Once the rate limit reset after 7 days, we went back to our main domain.

DNS-01 vs HTTP-01 challenges

Let's Encrypt uses challenges to verify you own the domain before issuing a certificate.

HTTP-01: Let's Encrypt makes an HTTP request to http://your-domain/.well-known/acme-challenge/token

  • Easy to set up
  • Only works for single domains (no wildcards)
  • Requires port 80 to be accessible

DNS-01: Let's Encrypt checks for a TXT record in DNS

  • Can issue wildcard certificates (*.example.com)
  • Works even if services aren't publicly accessible
  • Requires DNS API access

We use DNS-01 because we want wildcard certificates. cert-manager creates the TXT records in Azure DNS automatically during the challenge.

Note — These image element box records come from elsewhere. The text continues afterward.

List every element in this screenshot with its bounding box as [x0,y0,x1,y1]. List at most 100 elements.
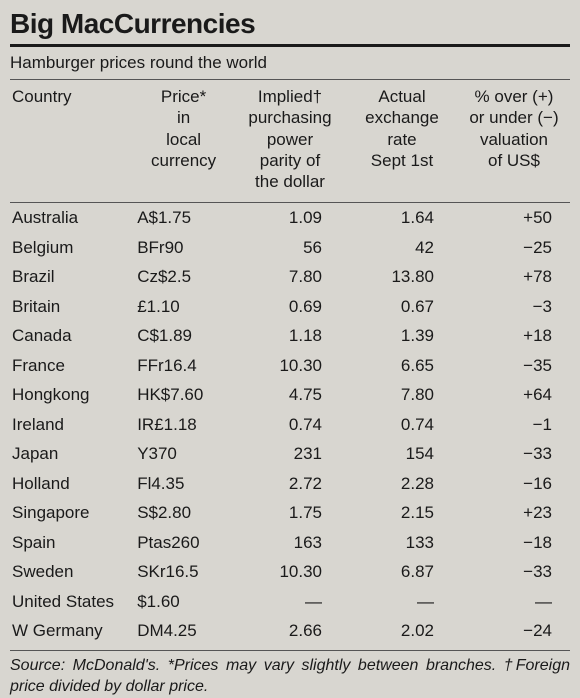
cell-price: SKr16.5 [133,557,234,587]
cell-country: Brazil [10,262,133,292]
cell-pct: −1 [458,410,570,440]
cell-ppp: 2.66 [234,616,346,650]
table-body: AustraliaA$1.751.091.64+50BelgiumBFr9056… [10,203,570,651]
cell-rate: 1.39 [346,321,458,351]
cell-ppp: 1.18 [234,321,346,351]
table-row: United States$1.60——— [10,587,570,617]
cell-rate: 6.65 [346,351,458,381]
cell-rate: 7.80 [346,380,458,410]
cell-price: $1.60 [133,587,234,617]
cell-ppp: 10.30 [234,557,346,587]
cell-price: C$1.89 [133,321,234,351]
cell-country: Britain [10,292,133,322]
cell-pct: +18 [458,321,570,351]
table-row: SingaporeS$2.801.752.15+23 [10,498,570,528]
cell-pct: −33 [458,557,570,587]
cell-country: Sweden [10,557,133,587]
page-title: Big MacCurrencies [10,8,570,47]
cell-rate: — [346,587,458,617]
cell-price: £1.10 [133,292,234,322]
cell-pct: +64 [458,380,570,410]
cell-rate: 2.15 [346,498,458,528]
cell-rate: 0.67 [346,292,458,322]
cell-rate: 42 [346,233,458,263]
cell-ppp: 231 [234,439,346,469]
table-row: SwedenSKr16.510.306.87−33 [10,557,570,587]
cell-pct: −24 [458,616,570,650]
table-row: HollandFl4.352.722.28−16 [10,469,570,499]
cell-rate: 6.87 [346,557,458,587]
cell-price: Ptas260 [133,528,234,558]
cell-ppp: — [234,587,346,617]
table-row: W GermanyDM4.252.662.02−24 [10,616,570,650]
cell-ppp: 0.74 [234,410,346,440]
cell-rate: 133 [346,528,458,558]
cell-rate: 2.28 [346,469,458,499]
cell-ppp: 1.75 [234,498,346,528]
cell-ppp: 7.80 [234,262,346,292]
cell-pct: −35 [458,351,570,381]
col-pct: % over (+)or under (−)valuationof US$ [458,82,570,203]
cell-pct: +23 [458,498,570,528]
col-country: Country [10,82,133,203]
cell-ppp: 56 [234,233,346,263]
cell-price: FFr16.4 [133,351,234,381]
cell-price: BFr90 [133,233,234,263]
cell-country: Hongkong [10,380,133,410]
cell-price: HK$7.60 [133,380,234,410]
cell-rate: 2.02 [346,616,458,650]
table-row: HongkongHK$7.604.757.80+64 [10,380,570,410]
cell-price: Fl4.35 [133,469,234,499]
cell-ppp: 163 [234,528,346,558]
cell-pct: −3 [458,292,570,322]
table-row: IrelandIR£1.180.740.74−1 [10,410,570,440]
table-row: SpainPtas260163133−18 [10,528,570,558]
cell-ppp: 1.09 [234,203,346,233]
cell-country: Canada [10,321,133,351]
cell-pct: −16 [458,469,570,499]
cell-ppp: 10.30 [234,351,346,381]
table-row: CanadaC$1.891.181.39+18 [10,321,570,351]
table-row: Britain£1.100.690.67−3 [10,292,570,322]
cell-pct: +78 [458,262,570,292]
table-row: JapanY370231154−33 [10,439,570,469]
cell-rate: 0.74 [346,410,458,440]
cell-country: Australia [10,203,133,233]
cell-pct: −25 [458,233,570,263]
col-ppp: Implied†purchasingpowerparity ofthe doll… [234,82,346,203]
cell-pct: −33 [458,439,570,469]
table-row: BrazilCz$2.57.8013.80+78 [10,262,570,292]
cell-country: Holland [10,469,133,499]
price-table: Country Price*inlocalcurrency Implied†pu… [10,82,570,651]
cell-pct: −18 [458,528,570,558]
cell-price: Y370 [133,439,234,469]
cell-price: DM4.25 [133,616,234,650]
cell-price: S$2.80 [133,498,234,528]
table-row: FranceFFr16.410.306.65−35 [10,351,570,381]
cell-country: United States [10,587,133,617]
cell-ppp: 0.69 [234,292,346,322]
col-rate: ActualexchangerateSept 1st [346,82,458,203]
table-row: BelgiumBFr905642−25 [10,233,570,263]
subtitle: Hamburger prices round the world [10,49,570,80]
cell-pct: — [458,587,570,617]
cell-ppp: 4.75 [234,380,346,410]
cell-rate: 154 [346,439,458,469]
cell-country: Belgium [10,233,133,263]
cell-country: Ireland [10,410,133,440]
cell-pct: +50 [458,203,570,233]
cell-country: Singapore [10,498,133,528]
table-row: AustraliaA$1.751.091.64+50 [10,203,570,233]
col-price: Price*inlocalcurrency [133,82,234,203]
cell-rate: 13.80 [346,262,458,292]
cell-price: A$1.75 [133,203,234,233]
cell-rate: 1.64 [346,203,458,233]
footnote: Source: McDonald's. *Prices may vary sli… [10,651,570,698]
cell-ppp: 2.72 [234,469,346,499]
cell-country: Spain [10,528,133,558]
cell-country: Japan [10,439,133,469]
cell-price: IR£1.18 [133,410,234,440]
cell-country: France [10,351,133,381]
cell-price: Cz$2.5 [133,262,234,292]
cell-country: W Germany [10,616,133,650]
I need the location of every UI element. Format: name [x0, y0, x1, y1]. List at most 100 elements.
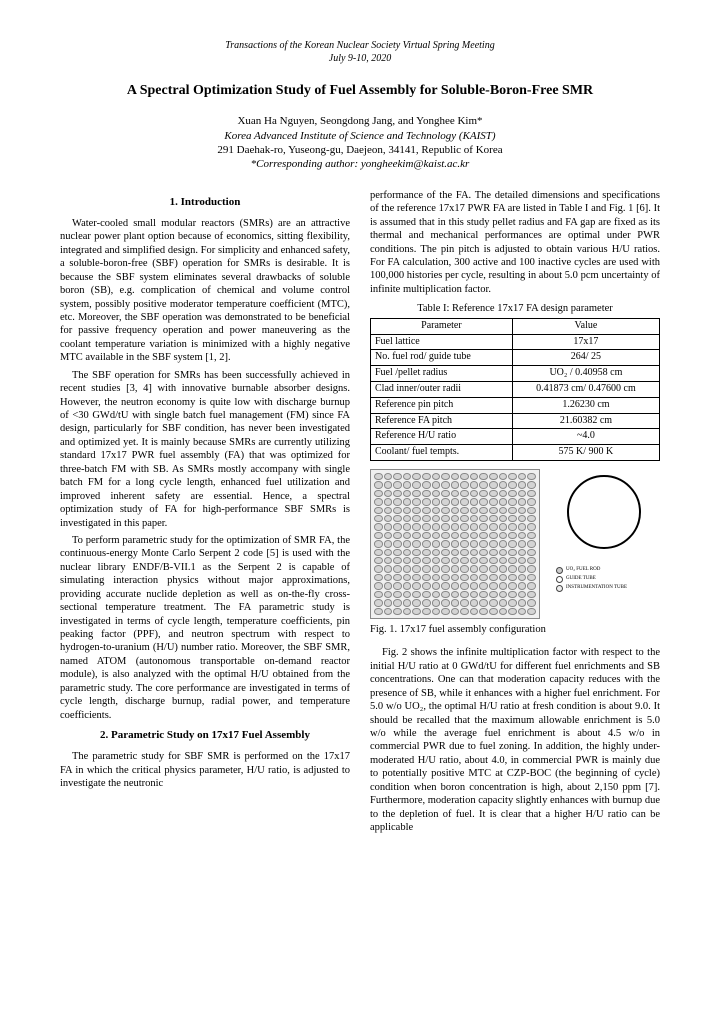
lattice-cell: [374, 498, 383, 505]
lattice-cell: [479, 532, 488, 539]
legend-label: INSTRUMENTATION TUBE: [566, 585, 627, 591]
lattice-cell: [479, 540, 488, 547]
lattice-cell: [432, 498, 441, 505]
lattice-cell: [499, 557, 508, 564]
lattice-cell: [422, 574, 431, 581]
lattice-cell: [441, 540, 450, 547]
lattice-cell: [432, 591, 441, 598]
table-cell: Fuel /pellet radius: [371, 366, 513, 382]
figure-legend: UO₂ FUEL ROD GUIDE TUBE INSTRUMENTATION …: [556, 567, 627, 592]
lattice-cell: [451, 557, 460, 564]
lattice-cell: [489, 549, 498, 556]
lattice-cell: [374, 515, 383, 522]
lattice-cell: [508, 608, 517, 615]
lattice-cell: [422, 565, 431, 572]
lattice-cell: [432, 540, 441, 547]
lattice-cell: [508, 498, 517, 505]
lattice-cell: [479, 507, 488, 514]
lattice-cell: [412, 591, 421, 598]
lattice-cell: [403, 565, 412, 572]
lattice-cell: [412, 557, 421, 564]
lattice-cell: [508, 574, 517, 581]
lattice-cell: [441, 523, 450, 530]
lattice-cell: [412, 540, 421, 547]
table-cell: 21.60382 cm: [512, 413, 659, 429]
lattice-cell: [527, 599, 536, 606]
lattice-cell: [460, 473, 469, 480]
lattice-cell: [470, 549, 479, 556]
lattice-cell: [489, 591, 498, 598]
swatch-icon: [556, 585, 563, 592]
lattice-cell: [384, 490, 393, 497]
lattice-cell: [479, 549, 488, 556]
lattice-cell: [432, 523, 441, 530]
lattice-cell: [460, 540, 469, 547]
lattice-cell: [432, 608, 441, 615]
rod-ring-icon: [567, 475, 641, 549]
lattice-cell: [432, 599, 441, 606]
lattice-cell: [441, 515, 450, 522]
lattice-cell: [374, 523, 383, 530]
lattice-cell: [460, 549, 469, 556]
lattice-cell: [374, 608, 383, 615]
figure-1: UO₂ FUEL ROD GUIDE TUBE INSTRUMENTATION …: [370, 469, 660, 619]
lattice-cell: [518, 507, 527, 514]
lattice-cell: [403, 498, 412, 505]
lattice-cell: [384, 557, 393, 564]
lattice-cell: [412, 599, 421, 606]
corresponding-author: *Corresponding author: yongheekim@kaist.…: [60, 157, 660, 171]
lattice-cell: [518, 523, 527, 530]
lattice-cell: [499, 549, 508, 556]
lattice-cell: [384, 532, 393, 539]
lattice-cell: [384, 582, 393, 589]
lattice-cell: [393, 490, 402, 497]
lattice-cell: [422, 473, 431, 480]
lattice-cell: [451, 490, 460, 497]
lattice-cell: [374, 582, 383, 589]
lattice-cell: [403, 532, 412, 539]
lattice-cell: [489, 481, 498, 488]
lattice-cell: [451, 507, 460, 514]
lattice-cell: [479, 574, 488, 581]
table-cell: No. fuel rod/ guide tube: [371, 350, 513, 366]
lattice-cell: [460, 582, 469, 589]
table-cell: Clad inner/outer radii: [371, 381, 513, 397]
lattice-cell: [527, 591, 536, 598]
lattice-cell: [393, 498, 402, 505]
table-cell: 0.41873 cm/ 0.47600 cm: [512, 381, 659, 397]
two-column-layout: 1. Introduction Water-cooled small modul…: [60, 189, 660, 839]
lattice-cell: [384, 515, 393, 522]
lattice-cell: [374, 565, 383, 572]
lattice-cell: [451, 473, 460, 480]
lattice-cell: [518, 565, 527, 572]
table-cell: ~4.0: [512, 429, 659, 445]
lattice-cell: [441, 591, 450, 598]
lattice-cell: [470, 481, 479, 488]
lattice-cell: [460, 481, 469, 488]
legend-row: GUIDE TUBE: [556, 576, 627, 583]
lattice-cell: [451, 574, 460, 581]
lattice-cell: [508, 515, 517, 522]
lattice-cell: [412, 498, 421, 505]
table-cell: Fuel lattice: [371, 334, 513, 350]
lattice-cell: [470, 540, 479, 547]
lattice-cell: [460, 532, 469, 539]
lattice-cell: [470, 574, 479, 581]
lattice-cell: [499, 532, 508, 539]
authors: Xuan Ha Nguyen, Seongdong Jang, and Yong…: [60, 114, 660, 128]
lattice-cell: [470, 582, 479, 589]
conference-meta: Transactions of the Korean Nuclear Socie…: [60, 40, 660, 66]
lattice-cell: [508, 557, 517, 564]
lattice-cell: [499, 507, 508, 514]
lattice-cell: [499, 582, 508, 589]
legend-row: UO₂ FUEL ROD: [556, 567, 627, 574]
lattice-cell: [479, 557, 488, 564]
lattice-cell: [422, 608, 431, 615]
lattice-cell: [403, 582, 412, 589]
figure-1-caption: Fig. 1. 17x17 fuel assembly configuratio…: [370, 623, 660, 636]
lattice-cell: [441, 490, 450, 497]
lattice-cell: [518, 473, 527, 480]
lattice-cell: [393, 507, 402, 514]
lattice-cell: [374, 574, 383, 581]
lattice-cell: [393, 515, 402, 522]
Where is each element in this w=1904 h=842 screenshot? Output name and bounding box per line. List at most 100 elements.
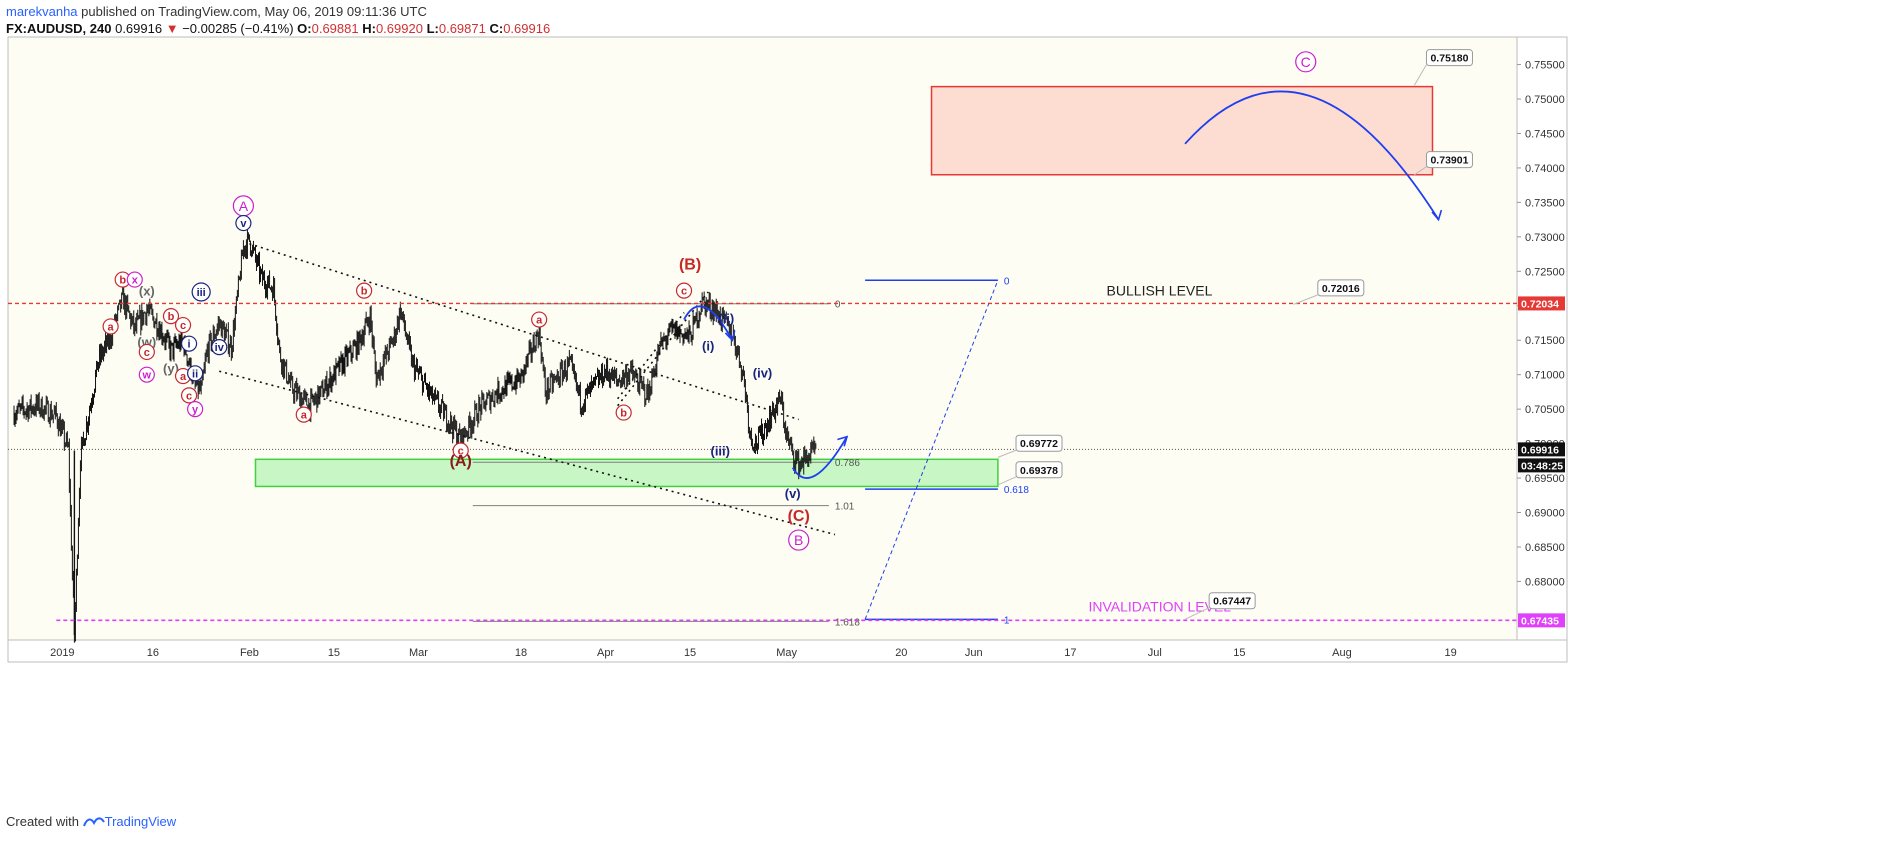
publish-info: marekvanha published on TradingView.com,… (6, 4, 427, 19)
price-scale (1516, 36, 1568, 641)
y-tick-label: 0.69500 (1525, 473, 1565, 485)
x-tick-label: Feb (240, 647, 259, 659)
y-tick-label: 0.74500 (1525, 128, 1565, 140)
close-value: 0.69916 (503, 21, 551, 36)
wave-label: b (361, 286, 368, 298)
support-top-callout: 0.69772 (1020, 438, 1058, 450)
wave-label: i (188, 339, 191, 351)
open-label: O: (297, 21, 312, 36)
target-bottom-callout-pointer (1414, 166, 1427, 176)
wave-label: b (620, 408, 627, 420)
fib-extension-label: 0.618 (1004, 485, 1029, 496)
support-bottom-callout-pointer (997, 476, 1017, 486)
y-tick-label: 0.70500 (1525, 404, 1565, 416)
tradingview-link[interactable]: TradingView (104, 814, 177, 829)
wave-v-bounce-arrowhead (837, 435, 849, 447)
wave-label: x (132, 275, 139, 287)
wave-label: C (1301, 54, 1311, 70)
symbol-name: FX:AUDUSD, 240 (6, 21, 112, 36)
target-top-callout-box (1425, 49, 1473, 67)
x-tick-label: May (776, 647, 797, 659)
wave-label-circle (788, 529, 810, 551)
wave-label-circle (356, 282, 373, 299)
wave-label-circle (138, 343, 155, 361)
invalidation-price-tag: 0.67435 (1521, 615, 1559, 627)
tradingview-logo-icon (82, 817, 105, 827)
support-top-callout-box (1015, 434, 1063, 452)
wave-label: a (180, 371, 187, 383)
bullish-price-tag-bg (1518, 296, 1565, 311)
x-tick-label: 15 (328, 647, 340, 659)
wave-label-circle (1295, 51, 1317, 73)
fib-extension-label: 0 (1004, 276, 1010, 287)
wave-label-circle (235, 214, 252, 232)
y-tick-label: 0.71500 (1525, 335, 1565, 347)
support-zone (254, 458, 999, 488)
invalidation-callout: 0.67447 (1213, 596, 1251, 608)
channel-upper-line (249, 242, 799, 421)
publish-date: published on TradingView.com, May 06, 20… (81, 4, 427, 19)
wave-label: b (119, 275, 126, 287)
bullish-callout-box (1317, 279, 1365, 297)
x-tick-label: 2019 (50, 647, 74, 659)
created-with-label: Created with (6, 814, 79, 829)
x-tick-label: Jul (1148, 647, 1162, 659)
wave-c-arch-arrowhead (1431, 209, 1443, 222)
wave-label-circle (531, 311, 548, 328)
wave-label: (A) (450, 453, 472, 470)
wave-label: c (180, 320, 186, 332)
wedge-lower-line (617, 291, 709, 407)
wave-label-circle (187, 401, 204, 418)
wave-label: a (536, 315, 543, 327)
wave-label-circle (675, 282, 693, 299)
wave-label-circle (180, 387, 198, 404)
wave-label: a (108, 321, 115, 333)
wave-ii-arrowhead (724, 330, 736, 342)
support-bottom-callout-box (1015, 461, 1063, 479)
wave-label: a (301, 410, 308, 422)
wave-v-bounce-arrow (791, 436, 848, 479)
x-tick-label: Apr (597, 647, 614, 659)
fib-retracement-label: 1.618 (835, 617, 860, 628)
fib-extension-trend (864, 280, 999, 620)
invalidation-level-label: INVALIDATION LEVEL (1088, 598, 1231, 614)
target-zone (930, 85, 1434, 176)
wave-label: y (192, 404, 199, 416)
wave-label: c (458, 445, 464, 457)
y-tick-label: 0.73500 (1525, 197, 1565, 209)
target-bottom-callout: 0.73901 (1430, 155, 1468, 167)
fib-retracement-label: 0 (835, 300, 841, 311)
open-value: 0.69881 (311, 21, 359, 36)
wave-label-circle (126, 271, 143, 288)
wave-label: v (240, 218, 247, 230)
y-tick-label: 0.72500 (1525, 266, 1565, 278)
fib-extension-label: 1 (1004, 615, 1010, 626)
y-tick-label: 0.75500 (1525, 60, 1565, 72)
wave-label-circle (138, 366, 155, 383)
y-tick-label: 0.74000 (1525, 163, 1565, 175)
author-link[interactable]: marekvanha (6, 4, 78, 19)
wave-label-circle (211, 339, 228, 356)
bullish-level-label: BULLISH LEVEL (1107, 282, 1213, 298)
wave-ii-arrow (683, 305, 734, 341)
wave-label: (B) (679, 256, 701, 273)
wave-label: ii (192, 368, 198, 380)
wave-label: c (144, 347, 150, 359)
bullish-price-tag: 0.72034 (1521, 298, 1559, 310)
wave-label: A (239, 198, 249, 214)
target-bottom-callout-box (1425, 151, 1473, 169)
x-tick-label: 15 (684, 647, 696, 659)
fib-retracement-label: 1.01 (835, 502, 855, 513)
wave-label: (y) (163, 361, 179, 376)
symbol-info: FX:AUDUSD, 240 0.69916 ▼ −0.00285 (−0.41… (6, 21, 550, 36)
wave-label: (i) (702, 339, 714, 354)
wave-label: (iv) (753, 366, 773, 381)
target-top-callout: 0.75180 (1430, 53, 1468, 65)
y-tick-label: 0.73000 (1525, 232, 1565, 244)
last-price-tag-bg (1518, 442, 1565, 457)
high-label: H: (362, 21, 376, 36)
wave-label-circle (295, 406, 312, 423)
channel-lower-line (219, 370, 836, 536)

Azure DNS configuration for cert-manager

This is what I was testing when I hit the rate limit. cert-manager needs permissions to create DNS records in Azure.

Created a managed identity with DNS Zone Contributor role:

az identity create --name cert-manager-identity --resource-group dns-rg

# Get the identity client ID
az identity show --name cert-manager-identity --resource-group dns-rg --query clientId -o tsv

# Assign role to DNS zone
az role assignment create \
  --role "DNS Zone Contributor" \
  --assignee <client-id> \
  --scope /subscriptions/<sub-id>/resourceGroups/dns-rg/providers/Microsoft.Network/dnszones/example.com

Configured cert-manager to use this identity in the ClusterIssuer. Took me 20 tries to get the Azure permissions right, which is why I hit the rate limit.

Checking rate limit status

Let's Encrypt doesn't provide an API to check your current rate limit status. You just have to wait and try again later.

There are unofficial checker tools like https://letsdebug.net that might show rate limit errors, but they're not perfect.

The official advice is: keep track of how many certificates you've issued, and don't go over the limits.

Production certificate management

For production, we have:

  • One ClusterIssuer using production Let's Encrypt
  • Certificate resources for each service
  • Auto-renewal 30 days before expiry (cert-manager default)
  • Alerts if certificate issuance fails

We rarely need to manually intervene. cert-manager handles renewals automatically.

The rate limits aren't a problem in normal operation because renewals count toward the limit, but we only renew each certificate once per 60-90 days. Well within the 50 certificates per week limit.

Lessons

  1. Always test with staging environment first
  2. Rate limits are per exact certificate set, not per request
  3. Keep a throwaway domain for testing
  4. Don't be lazy and skip staging because you want to see it work in a real browser

The week-long rate limit was annoying but didn't cause real problems because existing certs kept working. If we'd been in the middle of adding a bunch of new services that needed certificates, it would have been worse.